Meta Description: Recent discoveries regarding the molecular regulatory mechanisms governing RNA processing, alternative splicing, and pleiotropic functional profiles of splicing proteins may provide the foundation for therapeutic innovation against difficult to treat diseases associated with aberrant RNA processing or inappropriately amplified expression of specific gene products.

The nuclear synthesis of mature messenger RNA (mRNA) from precursor mRNA (pre-mRNA), the primary transcript generated from the genomic DNA, is initiated by the recruitment of specific spicing regulators via adaptor complexes and assembly of a prespliceosome on the target nascent pre-mRNA. It requires a coordinated cotranscriptional and posttranscriptional pre-mRNA processing and splicing for noncoding intron removal along with a concerted action of several transcription factors and RNA polymerase II elongation complex.

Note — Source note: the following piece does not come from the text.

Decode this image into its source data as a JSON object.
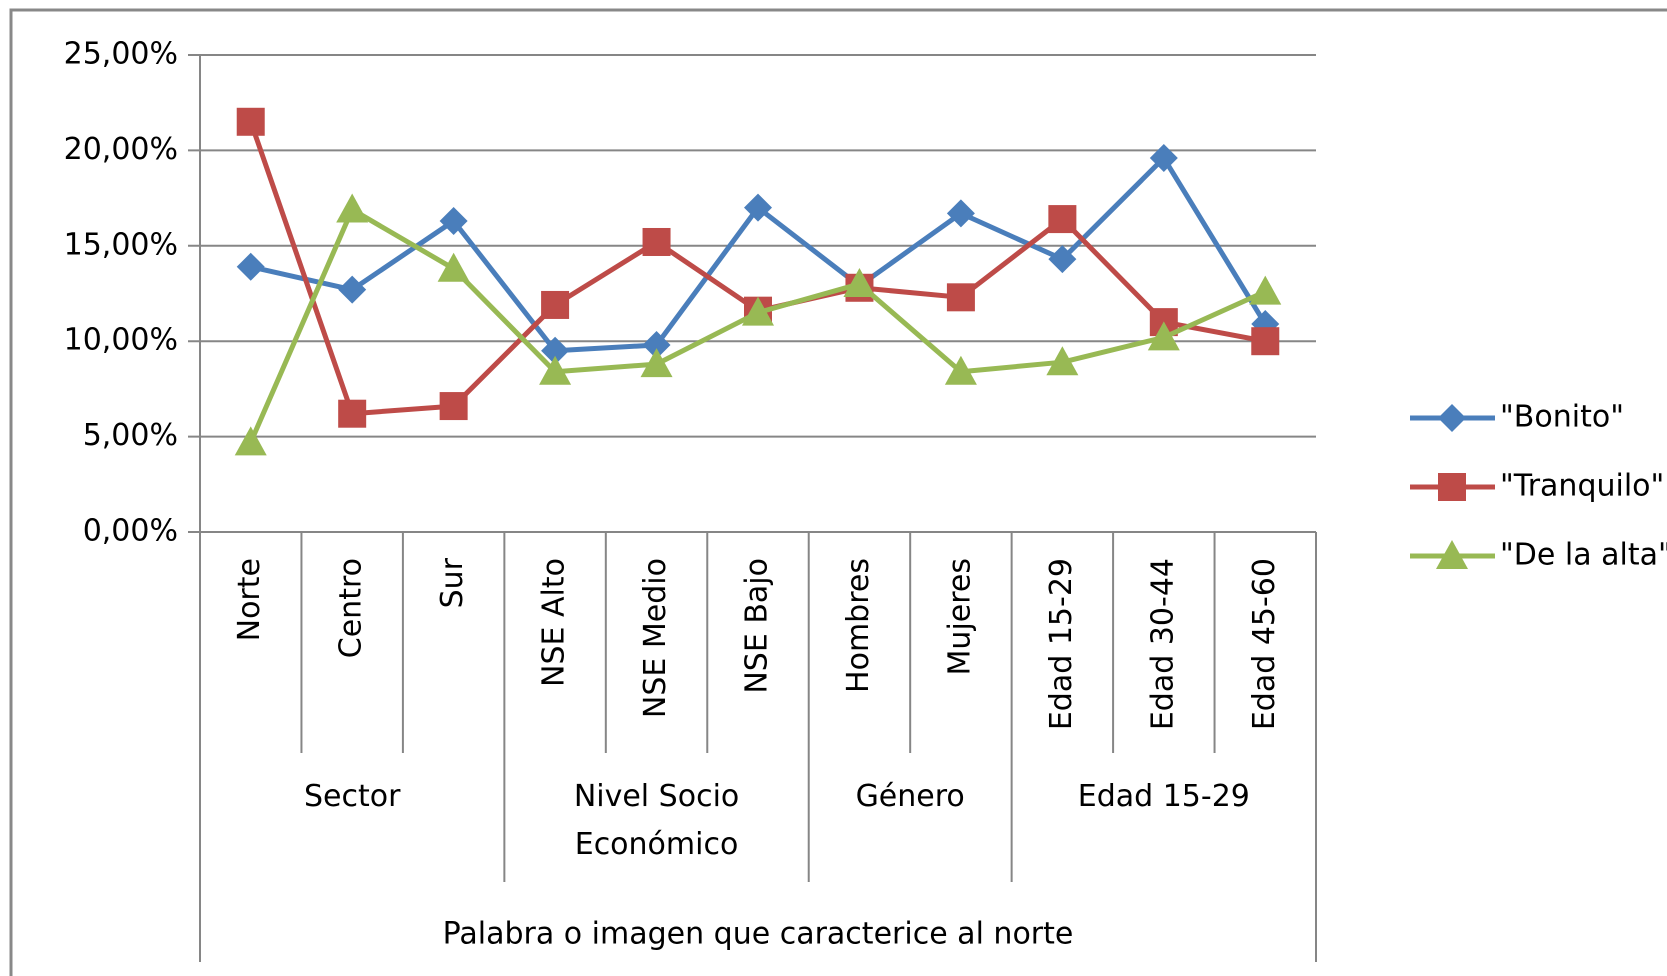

Canonical splicing of pre-mRNAs usually involves 2 transesterification reactions mediated by a catalytically active spliceosome, the major element of the splicing machinery, that undergoes a dynamic multistep assembly, rearrangement and catalytic site remodeling for its activation. Spliceosome as an evolutionarily conserved unique mixed protein/RNA enzyme is a macromolecular ribonucleoprotein (RNP) complex that displays a dramatic structural and compositional dynamics with massive remodeling of its RNP subunits.